FIG. 16 is a plan view showing a mode of movement of the application nozzle with respect to the window glass.

FIGS. 17 (a) and (b) are cross-sectional views of relevant parts showing differences in the formation state of an adhesive bead based on the inclination of a window glass by a conventional coating nozzle.

FIG. 18 is a plan view of a main part of a window glass showing a positional shift of an adhesive bead generated in a conventional application nozzle.

FIG. 19 is a cross-sectional view of a main part of a window glass showing slippage of an adhesive bead generated in a conventional application nozzle.

[Explanation of symbols]

 1, 2, 3, 4, 5 ... coating nozzle, 1r, 2r, 3r, 4r, 5r ... lower end peripheral wall, 1o, 2o, 3o, 4o, 5o ... lower end opening, 1a, 2a, 3a, 4a, 5a ... opening Edges, 1A, 2A, 3A, 4A, 5A: Notch, W: Window glass (work).

Claims (2)

[Claims] 1. A workpiece having a pipe-like shape and extending vertically, a notch for forming a bead of a high-viscosity fluid in a lower end peripheral wall, and moving while feeding a high-viscosity fluid from a lower end opening.
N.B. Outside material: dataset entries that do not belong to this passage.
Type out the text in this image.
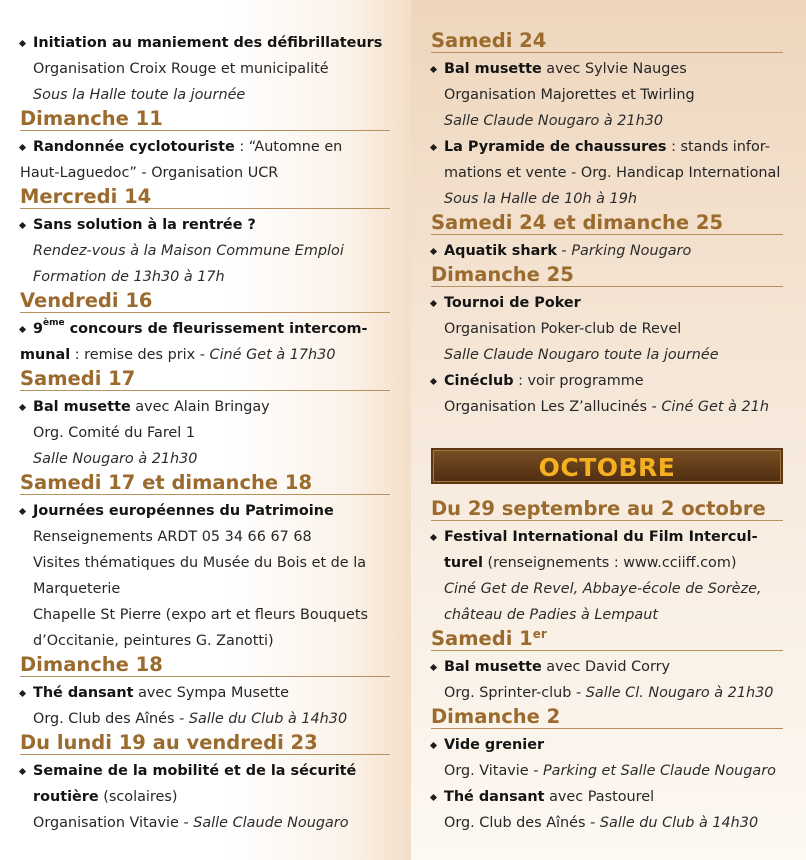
Initiation au maniement des défibrillateurs
Organisation Croix Rouge et municipalité
Sous la Halle toute la journée
Dimanche 11
Randonnée cyclotouriste : “Automne en
Haut-Laguedoc” - Organisation UCR
Mercredi 14
Sans solution à la rentrée ?
Rendez-vous à la Maison Commune Emploi
Formation de 13h30 à 17h
Vendredi 16
9ème concours de fleurissement intercom-
munal : remise des prix - Ciné Get à 17h30
Samedi 17
Bal musette avec Alain Bringay
Org. Comité du Farel 1
Salle Nougaro à 21h30
Samedi 17 et dimanche 18
Journées européennes du Patrimoine
Renseignements ARDT 05 34 66 67 68
Visites thématiques du Musée du Bois et de la
Marqueterie
Chapelle St Pierre (expo art et fleurs Bouquets
d’Occitanie, peintures G. Zanotti)
Dimanche 18
Thé dansant avec Sympa Musette
Org. Club des Aînés - Salle du Club à 14h30
Du lundi 19 au vendredi 23
Semaine de la mobilité et de la sécurité
routière (scolaires)
Organisation Vitavie - Salle Claude Nougaro
Samedi 24
Bal musette avec Sylvie Nauges
Organisation Majorettes et Twirling
Salle Claude Nougaro à 21h30
La Pyramide de chaussures : stands infor-
mations et vente - Org. Handicap International
Sous la Halle de 10h à 19h
Samedi 24 et dimanche 25
Aquatik shark - Parking Nougaro
Dimanche 25
Tournoi de Poker
Organisation Poker-club de Revel
Salle Claude Nougaro toute la journée
Cinéclub : voir programme
Organisation Les Z’allucinés - Ciné Get à 21h
OCTOBRE
Du 29 septembre au 2 octobre
Festival International du Film Intercul-
turel (renseignements : www.cciiff.com)
Ciné Get de Revel, Abbaye-école de Sorèze,
château de Padies à Lempaut
Samedi 1er
Bal musette avec David Corry
Org. Sprinter-club - Salle Cl. Nougaro à 21h30
Dimanche 2
Vide grenier
Org. Vitavie - Parking et Salle Claude Nougaro
Thé dansant avec Pastourel
Org. Club des Aînés - Salle du Club à 14h30
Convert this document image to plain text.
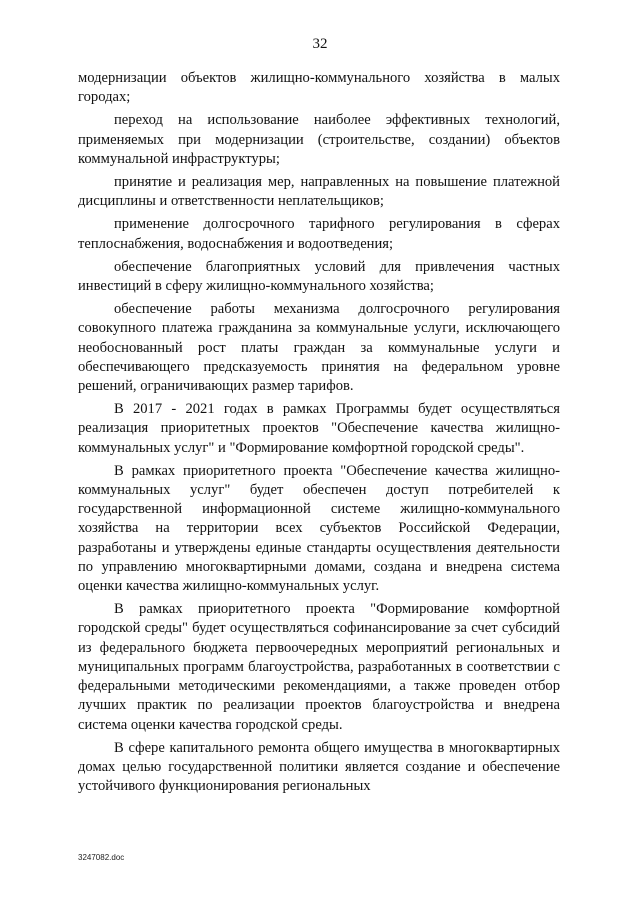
32

модернизации объектов жилищно-коммунального хозяйства в малых городах;

переход на использование наиболее эффективных технологий, применяемых при модернизации (строительстве, создании) объектов коммунальной инфраструктуры;

принятие и реализация мер, направленных на повышение платежной дисциплины и ответственности неплательщиков;

применение долгосрочного тарифного регулирования в сферах теплоснабжения, водоснабжения и водоотведения;

обеспечение благоприятных условий для привлечения частных инвестиций в сферу жилищно-коммунального хозяйства;

обеспечение работы механизма долгосрочного регулирования совокупного платежа гражданина за коммунальные услуги, исключающего необоснованный рост платы граждан за коммунальные услуги и обеспечивающего предсказуемость принятия на федеральном уровне решений, ограничивающих размер тарифов.

В 2017 - 2021 годах в рамках Программы будет осуществляться реализация приоритетных проектов "Обеспечение качества жилищно-коммунальных услуг" и "Формирование комфортной городской среды".

В рамках приоритетного проекта "Обеспечение качества жилищно-коммунальных услуг" будет обеспечен доступ потребителей к государственной информационной системе жилищно-коммунального хозяйства на территории всех субъектов Российской Федерации, разработаны и утверждены единые стандарты осуществления деятельности по управлению многоквартирными домами, создана и внедрена система оценки качества жилищно-коммунальных услуг.

В рамках приоритетного проекта "Формирование комфортной городской среды" будет осуществляться софинансирование за счет субсидий из федерального бюджета первоочередных мероприятий региональных и муниципальных программ благоустройства, разработанных в соответствии с федеральными методическими рекомендациями, а также проведен отбор лучших практик по реализации проектов благоустройства и внедрена система оценки качества городской среды.

В сфере капитального ремонта общего имущества в многоквартирных домах целью государственной политики является создание и обеспечение устойчивого функционирования региональных

3247082.doc
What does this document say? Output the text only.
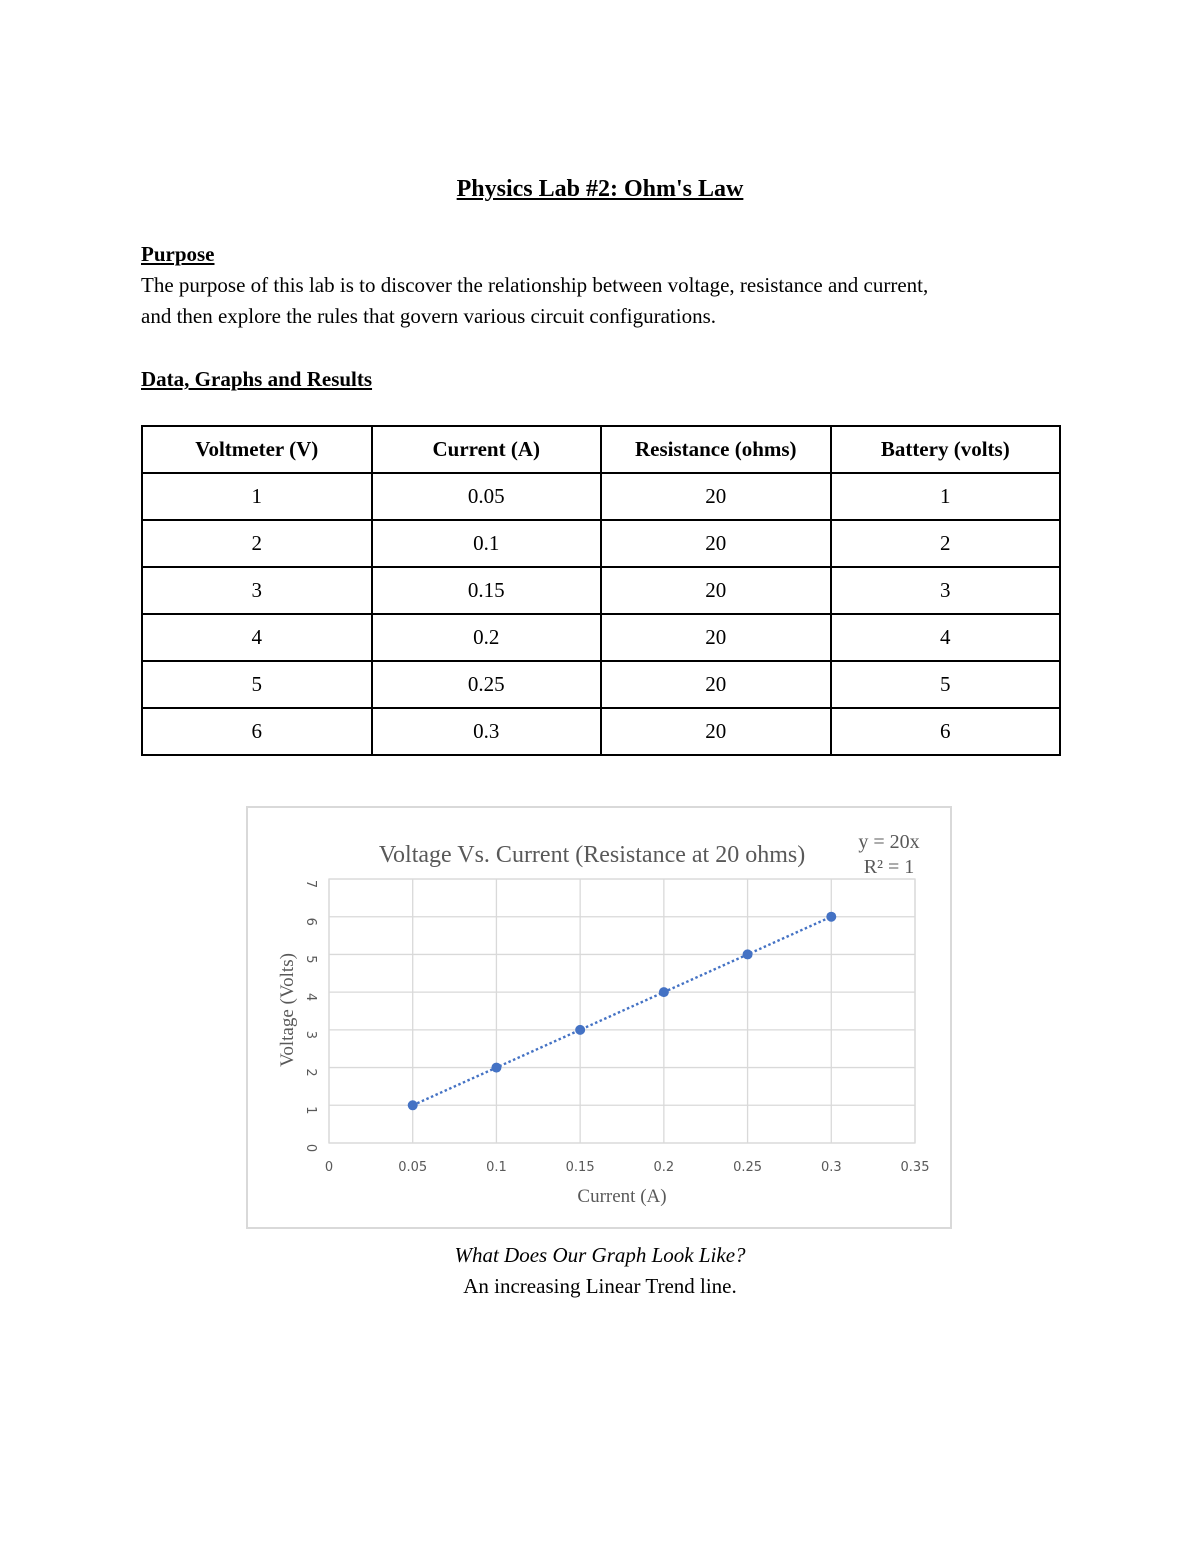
Physics Lab #2: Ohm's Law
Purpose
The purpose of this lab is to discover the relationship between voltage, resistance and current,
and then explore the rules that govern various circuit configurations.
Data, Graphs and Results
Voltmeter (V)	Current (A)	Resistance (ohms)	Battery (volts)
1	0.05	20	1
2	0.1	20	2
3	0.15	20	3
4	0.2	20	4
5	0.25	20	5
6	0.3	20	6
0
1
2
3
4
5
6
7
0	0.05	0.1	0.15	0.2	0.25	0.3	0.35
Voltage Vs. Current (Resistance at 20 ohms)	y = 20x
R² = 1
Current (A)
Voltage (Volts)
What Does Our Graph Look Like?
An increasing Linear Trend line.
A coating nozzle for continuously applying a high-viscosity fluid to a surface, wherein an opening edge of a lower end opening is inclined with respect to a vertical axis in a manner following the inclination of the surface of the work. nozzle. 2. The application nozzle according to claim 1, wherein a window glass of an automobile is used as a work, and an adhesive as a high-viscosity fluid is applied to the window glass.